Plutonium in der Euratom: vertuscht

Interne Papiere der Atomkontrolleure belegen: Vier Mitarbeiter kontaminiert / Untersuchung wurde eingestellt  ■  Von Thomas Krumenacker

Luxemburg (taz) - Die europäische Atomaufsichtsbehörde „Euratom“ vertuscht seit einem Jahr die Verseuchung von mindestens vier ihrer Mitarbeiter mit Plutonium. Aus der taz vorliegenden internen Untersuchungsergebnissen des Euratom -Instituts „Joint Research Centre“ im italienischen Ispra geht hervor, daß die Mitarbeiter der Euratom, die im luxemburgischen Euroviertel Kirchberg beschäftigt sind, mit dem auch in kleinsten Dosen lebensbedrohenden Stoff kontaminiert sind. Betroffen sind nach den Unterlagen, die am Montag von dem luxemburgischen grün-alternativen Parlamentsabgeordneten Fran?ois Bausch der Öffentlichkeit zugänglich gemacht wurden, zwei Euratom-Inspektoren, die für die Kontrollen in verschiedenen Atomkraftwerken verantwortlich waren. Ebenfalls kontaminiert wurden aber auch zwei Mitarbeiter, die als Bote und Elektriker im Euratom-Verwaltungsgebäude auf dem Kirchberg überhaupt nicht mit Atomkraftwerken in Berührung kommen. Auch die beiden Inspektoren seien bei ihrer Kontrolltätigkeit nicht mit dem unmittelbaren Reaktorbereich in Kontakt gekommen, sondern hätten lediglich die äußeren Sicherheitsbereiche kontrolliert, hieß es. Festgestellt wurde die Kontamination bei Routinekontrollen.
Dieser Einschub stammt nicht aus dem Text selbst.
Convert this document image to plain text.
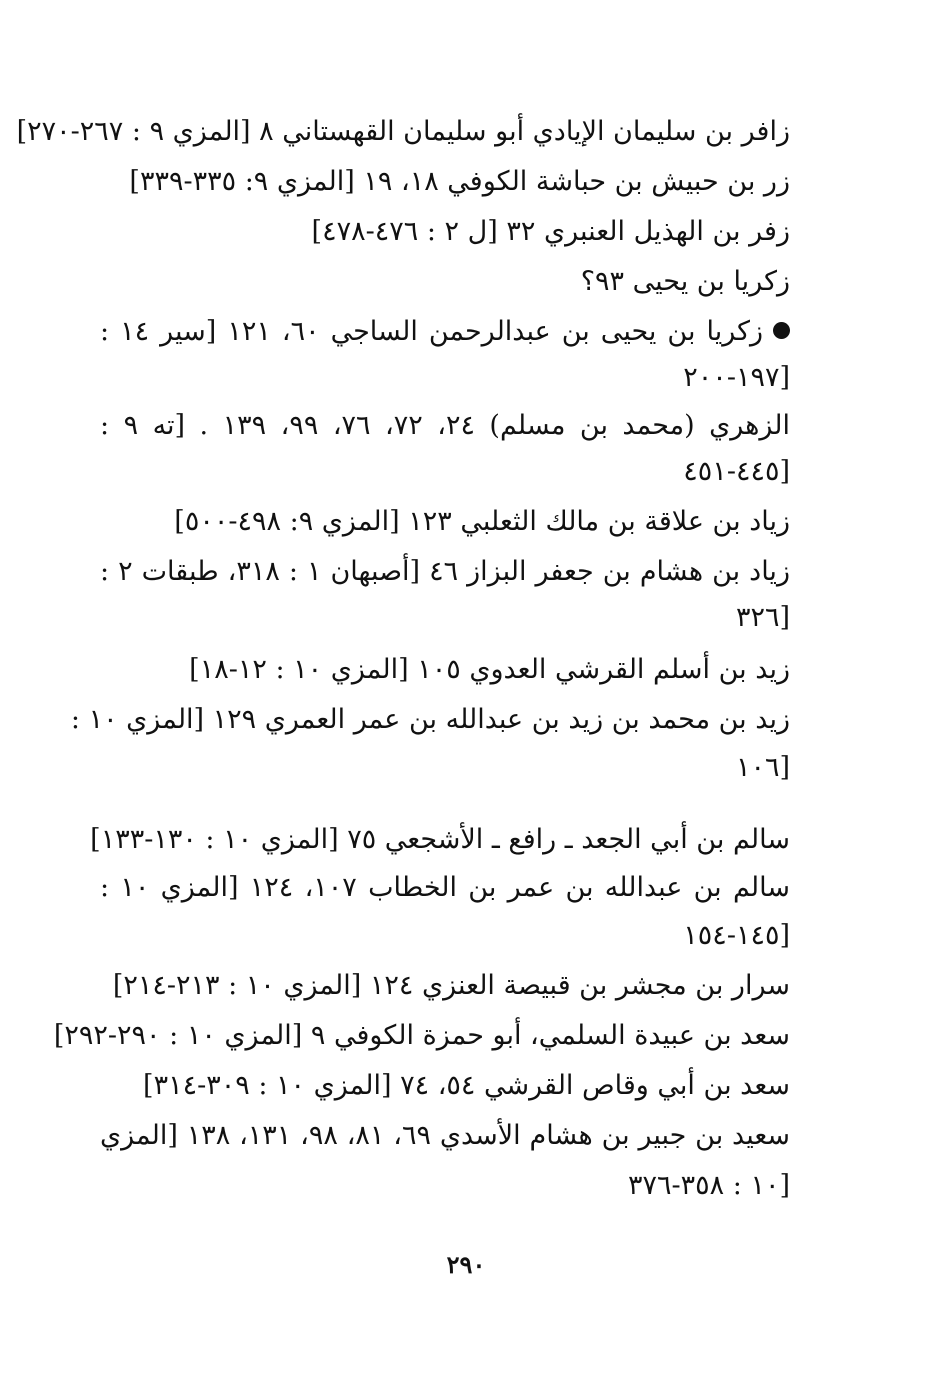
زافر بن سليمان الإيادي أبو سليمان القهستاني ٨ [المزي ٩ : ٢٦٧-٢٧٠]
زر بن حبيش بن حباشة الكوفي ١٨، ١٩ [المزي ٩: ٣٣٥-٣٣٩]
زفر بن الهذيل العنبري ٣٢ [ل ٢ : ٤٧٦-٤٧٨]
زكريا بن يحيى ٩٣؟
زكريا بن يحيى بن عبدالرحمن الساجي ٦٠، ١٢١ [سير ١٤ :
١٩٧-٢٠٠]
الزهري (محمد بن مسلم) ٢٤، ٧٢، ٧٦، ٩٩، ١٣٩ . [ته ٩ :
٤٤٥-٤٥١]
زياد بن علاقة بن مالك الثعلبي ١٢٣ [المزي ٩: ٤٩٨-٥٠٠]
زياد بن هشام بن جعفر البزاز ٤٦ [أصبهان ١ : ٣١٨، طبقات ٢ :
٣٢٦]
زيد بن أسلم القرشي العدوي ١٠٥ [المزي ١٠ : ١٢-١٨]
زيد بن محمد بن زيد بن عبدالله بن عمر العمري ١٢٩ [المزي ١٠ :
١٠٦]
سالم بن أبي الجعد ـ رافع ـ الأشجعي ٧٥ [المزي ١٠ : ١٣٠-١٣٣]
سالم بن عبدالله بن عمر بن الخطاب ١٠٧، ١٢٤ [المزي ١٠ :
١٤٥-١٥٤]
سرار بن مجشر بن قبيصة العنزي ١٢٤ [المزي ١٠ : ٢١٣-٢١٤]
سعد بن عبيدة السلمي، أبو حمزة الكوفي ٩ [المزي ١٠ : ٢٩٠-٢٩٢]
سعد بن أبي وقاص القرشي ٥٤، ٧٤ [المزي ١٠ : ٣٠٩-٣١٤]
سعيد بن جبير بن هشام الأسدي ٦٩، ٨١، ٩٨، ١٣١، ١٣٨ [المزي
١٠ : ٣٥٨-٣٧٦]
٢٩٠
Das Karlsruher Kernforschungszentrum hatte - wie aus den Unterlagen hervorgeht - bei ersten Untersuchungen zunächst nur geringe Verseuchungswerte festgestellt. Nach weiteren viertägigen Checks mit Stuhl- und Harnuntersuchungen im belgischen Atomzentrum Mol mußten diese Ergebnisse im Bericht an die Euratom deutlich nach oben korrigiert werden. Das Ausmaß der Verseuchung ist indessen noch unklar. Die Verseuchung bei einem der beiden Inspektoren sei 20fach höher als bei dem ebenfalls kontaminierten Boten, heißt es. Bei dem am stärksten belasteten Inspektor wird eine Plutoniumbelastung von 240 Millibecquerel genannt.
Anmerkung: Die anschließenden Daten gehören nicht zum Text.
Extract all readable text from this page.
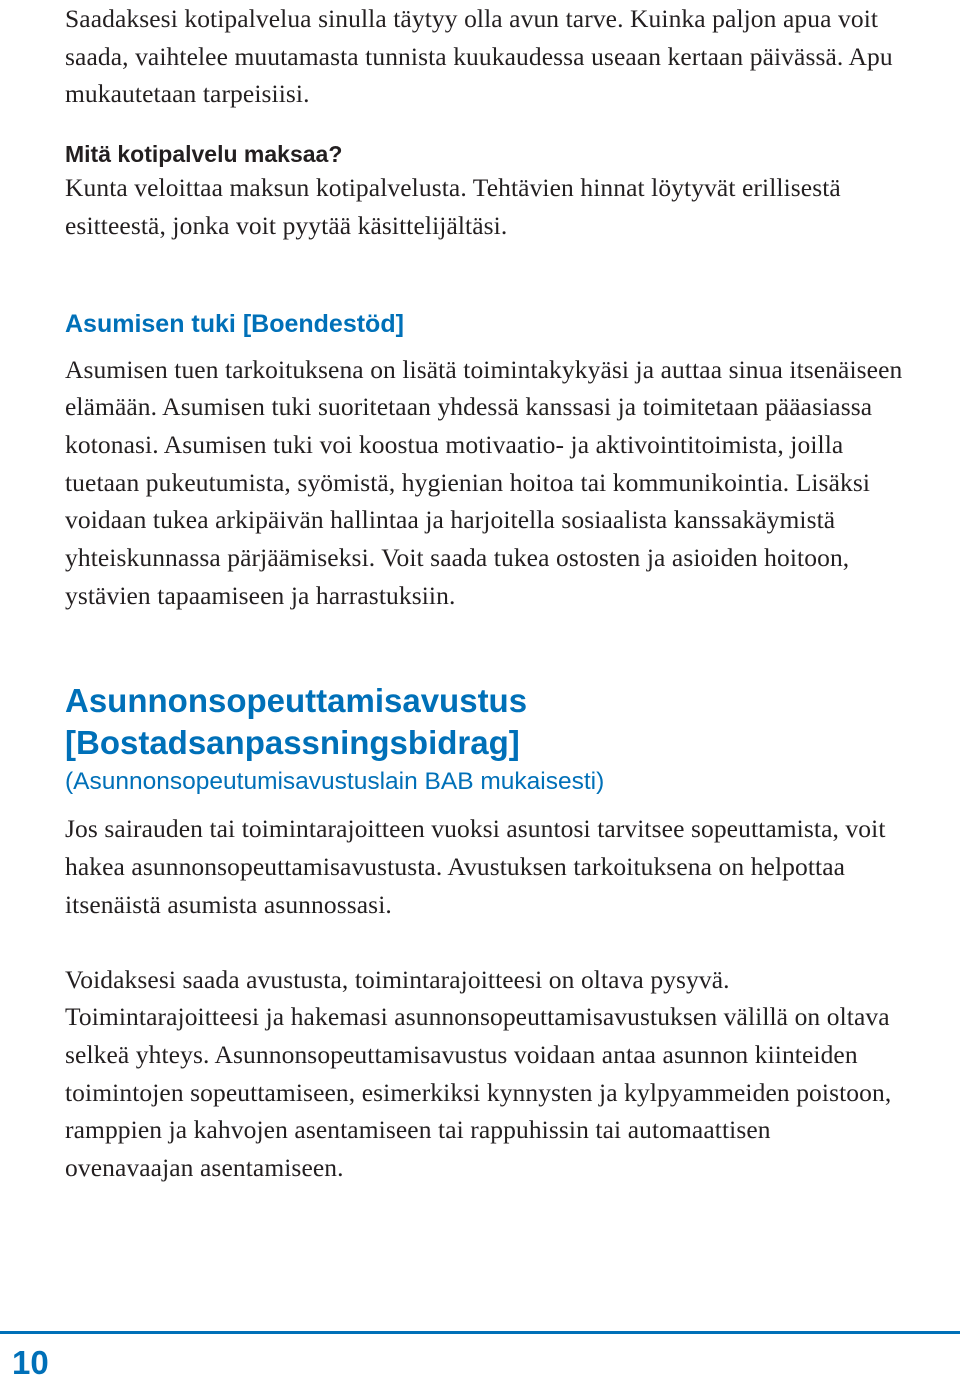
Saadaksesi kotipalvelua sinulla täytyy olla avun tarve. Kuinka paljon apua voit saada, vaihtelee muutamasta tunnista kuukaudessa useaan kertaan päivässä. Apu mukautetaan tarpeisiisi.

Mitä kotipalvelu maksaa?

Kunta veloittaa maksun kotipalvelusta. Tehtävien hinnat löytyvät erillisestä esitteestä, jonka voit pyytää käsittelijältäsi.

Asumisen tuki [Boendestöd]

Asumisen tuen tarkoituksena on lisätä toimintakykyäsi ja auttaa sinua itsenäiseen elämään. Asumisen tuki suoritetaan yhdessä kanssasi ja toimitetaan pääasiassa kotonasi. Asumisen tuki voi koostua motivaatio- ja aktivointitoimista, joilla tuetaan pukeutumista, syömistä, hygienian hoitoa tai kommunikointia. Lisäksi voidaan tukea arkipäivän hallintaa ja harjoitella sosiaalista kanssakäymistä yhteiskunnassa pärjäämiseksi. Voit saada tukea ostosten ja asioiden hoitoon, ystävien tapaamiseen ja harrastuksiin.

Asunnonsopeuttamisavustus
[Bostadsanpassningsbidrag]
(Asunnonsopeutumisavustuslain BAB mukaisesti)

Jos sairauden tai toimintarajoitteen vuoksi asuntosi tarvitsee sopeuttamista, voit hakea asunnonsopeuttamisavustusta. Avustuksen tarkoituksena on helpottaa itsenäistä asumista asunnossasi.

Voidaksesi saada avustusta, toimintarajoitteesi on oltava pysyvä. Toimintarajoitteesi ja hakemasi asunnonsopeuttamisavustuksen välillä on oltava selkeä yhteys. Asunnonsopeuttamisavustus voidaan antaa asunnon kiinteiden toimintojen sopeuttamiseen, esimerkiksi kynnysten ja kylpyammeiden poistoon, ramppien ja kahvojen asentamiseen tai rappuhissin tai automaattisen ovenavaajan asentamiseen.

10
Die Untersuchungen datieren vom September 1989, ein Jahr nach den ersten Messungen. Alle Betroffenen arbeiten nach wie vor auf dem Kirchberg. Nach der offenbar zufälligen Entdeckung der Kontamination bei den beiden Inspektoren wurden mit den beiden Angestellten erstmals Mitarbeiter, die nicht unmittelbar im Kontakt mit AKWs stehen, untersucht. Als sich der Verdacht einer Verseuchung auch bei ihnen bestätigte, gab die Euratom intern das Kommando aus, keine weitere Untersuchungen an Mitarbeitern mehr vorzunehmen. Im Bericht des „Joint Research Centre“ an die Euratom heißt es dazu wörtlich: „Aus psychologischen und politi Fortsetzung auf Seite 2

schen Gründen wäre es unklug, irgendeinen Versuch zu unternehmen, die Plutoniumverseuchung unter weiteren Personen in dem Gebiet zu ermitteln.“ Dem eilig verordneten Untersuchungsstopp ist offenbar Folge geleistet worden.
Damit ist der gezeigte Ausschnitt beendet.